React Image Lazy Loading Component

Today we’ll be creating a pretty cool image lazy loading React component inspired by Polymer’s (Link) iron-image component.

If you want to know more about Polymer and its place in the JavaScript framework ecosystem I wrote a blog post about that (Link)

Polymer’s iron-image component is really simple and straight forward (as will our React counterpart be).
What it does is you give it a src of the image you want to be displayed and a src of a placeholder image to show while it’s loading the main image in the background and when it’s done loading it fades in the main image over the placeholder image.

Easy peasy.

The trick Polymer devs use with iron-image is they make a copy of the image they want to display and scale it down to 1% of its width and height and they use that scaled down image as the placeholder image. 
What this does is display a sort of blurred main image while it’s loading and when the main image is done loading the fade in effect makes it look like that blurred image is sharpening into the main image. Cool!

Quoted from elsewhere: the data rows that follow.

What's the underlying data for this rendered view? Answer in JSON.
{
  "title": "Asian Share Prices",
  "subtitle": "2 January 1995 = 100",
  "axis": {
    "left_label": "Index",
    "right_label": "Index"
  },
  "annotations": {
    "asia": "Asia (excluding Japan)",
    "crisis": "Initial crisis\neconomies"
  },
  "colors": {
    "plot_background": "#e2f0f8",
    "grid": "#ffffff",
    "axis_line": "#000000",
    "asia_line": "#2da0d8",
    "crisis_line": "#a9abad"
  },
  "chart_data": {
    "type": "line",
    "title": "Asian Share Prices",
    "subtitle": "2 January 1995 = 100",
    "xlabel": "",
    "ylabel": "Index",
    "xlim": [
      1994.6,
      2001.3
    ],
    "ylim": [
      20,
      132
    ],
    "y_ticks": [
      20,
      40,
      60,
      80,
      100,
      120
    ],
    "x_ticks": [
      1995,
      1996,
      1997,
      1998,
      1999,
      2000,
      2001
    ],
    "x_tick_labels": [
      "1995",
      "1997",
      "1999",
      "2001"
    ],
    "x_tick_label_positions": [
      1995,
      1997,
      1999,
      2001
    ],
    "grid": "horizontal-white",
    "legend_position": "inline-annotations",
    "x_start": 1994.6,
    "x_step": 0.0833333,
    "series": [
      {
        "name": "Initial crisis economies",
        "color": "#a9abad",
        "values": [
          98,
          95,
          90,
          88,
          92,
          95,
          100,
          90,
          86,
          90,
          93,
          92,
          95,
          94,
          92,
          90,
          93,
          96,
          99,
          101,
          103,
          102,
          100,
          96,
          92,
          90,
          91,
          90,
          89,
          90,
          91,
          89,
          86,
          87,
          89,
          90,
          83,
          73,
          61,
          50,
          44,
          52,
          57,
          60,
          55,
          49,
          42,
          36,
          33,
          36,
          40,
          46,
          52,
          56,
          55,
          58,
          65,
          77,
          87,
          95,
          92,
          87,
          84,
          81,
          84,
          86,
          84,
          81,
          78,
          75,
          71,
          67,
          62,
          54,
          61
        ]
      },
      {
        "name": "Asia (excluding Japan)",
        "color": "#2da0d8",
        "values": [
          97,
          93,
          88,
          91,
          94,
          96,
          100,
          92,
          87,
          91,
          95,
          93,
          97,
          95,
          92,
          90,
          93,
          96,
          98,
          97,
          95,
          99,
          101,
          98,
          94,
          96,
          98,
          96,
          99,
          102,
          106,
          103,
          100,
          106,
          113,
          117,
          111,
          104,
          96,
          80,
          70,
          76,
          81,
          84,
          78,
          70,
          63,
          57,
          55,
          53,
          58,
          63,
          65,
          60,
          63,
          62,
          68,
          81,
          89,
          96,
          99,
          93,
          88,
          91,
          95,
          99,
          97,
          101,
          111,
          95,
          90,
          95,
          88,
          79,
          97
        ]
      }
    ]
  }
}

Now that we know what we’re building we can get started on react-iron-image.

You can find code for react-iron-image on my Github page (Link)

You can ignore most of the code in App.js since it’s just a container for our IronImage component and largely unimportant.
The 3 lines of code that we actually do care about are:

import image from './iron-image-small.jpg';
...
const hdUrl = 'https://images.unsplash.com/photo-1478562853135-c3c9e3ef7905';
...
<IronImage srcPreload={image} srcLoaded={hdUrl} />

The first line imports the scaled down image that we’ll be using as placeholder until our main image is ready to be displayed.

The second line is the URL of the full size main image.

I found the image we’ll be using on unsplash.com (Link) and a big shout out to Austin Neill (Link) for providing such awesome pics!

The third line is our React IronImage component. Notice how we’re passing in the preload src and full size image src as props.

Now let’s take a look at our IronImage component code.

As you can see the component is really nothing special, it’s simple and straightforward. Let’s go through the logic.

First we import the React stuff and styles for our component (“IronImage.css” — we’ll take a look at that after we go through the logic) then we create the component by extending React’s component.

In our constructor call we initialize ironImageHd we need it to hold a reference of the element in which we’re going to render our main image when it’s done loading.

Let’s skip the code in componentDidMount for now and go to our render function.
Our render function displays 2 images

I use div’s with background-image’s because I think they’re easier to work with and are more consistent than img tags but you can get the same functionality with img tags as well

We get the preload image as a prop and set the background of the preload element to display it. Now we’re displaying the blurred version of our main image. Neat.

The second image is a bit different. 
Since our main image isn’t ready to be displayed immediately we can’t set the background to the full size image.
What we can do is get the reference to the element (ref={...}) and when we have the full size image we can then set the background image and fade it in.

If you want to know more about Reacts ‘ref’ you can find more info here Link

Now for the fun part!
In our componentDidMount function we create a new Image; we set its src to the full size image src that we got from props and we add a callback for when the image is done loading.
After the image is done loading we set the background image of ironImageHd element and we tell it to fade in using css; now is a good time to take a look at our “IronImage.css” file:

Again, nothing special, we position the full size image over the preload image and stretch them to fit the container. 
We hide the full size image div so the placeholder is visible until it’s done loading, after it’s done loading we up it’s opacity to 1 and transition: opacity 1s ease; does all of the work of fading in (‘sharpening’) the image for us aaaaaaaaaaaand WE’RE DONE!

And there you have it! We have a cool image lazy loading React component.
The Really cool thing about this component is that it lends itself to improvements and new functionality perfectly. 
You can try implementing new animations instead of the default fade in or triggering the image load when certain conditions are met, the possibilities are endless!

This code is licensed under the DWFYW (Do Whatever the F You Want) license so go crazy baby gurl, you deserve it!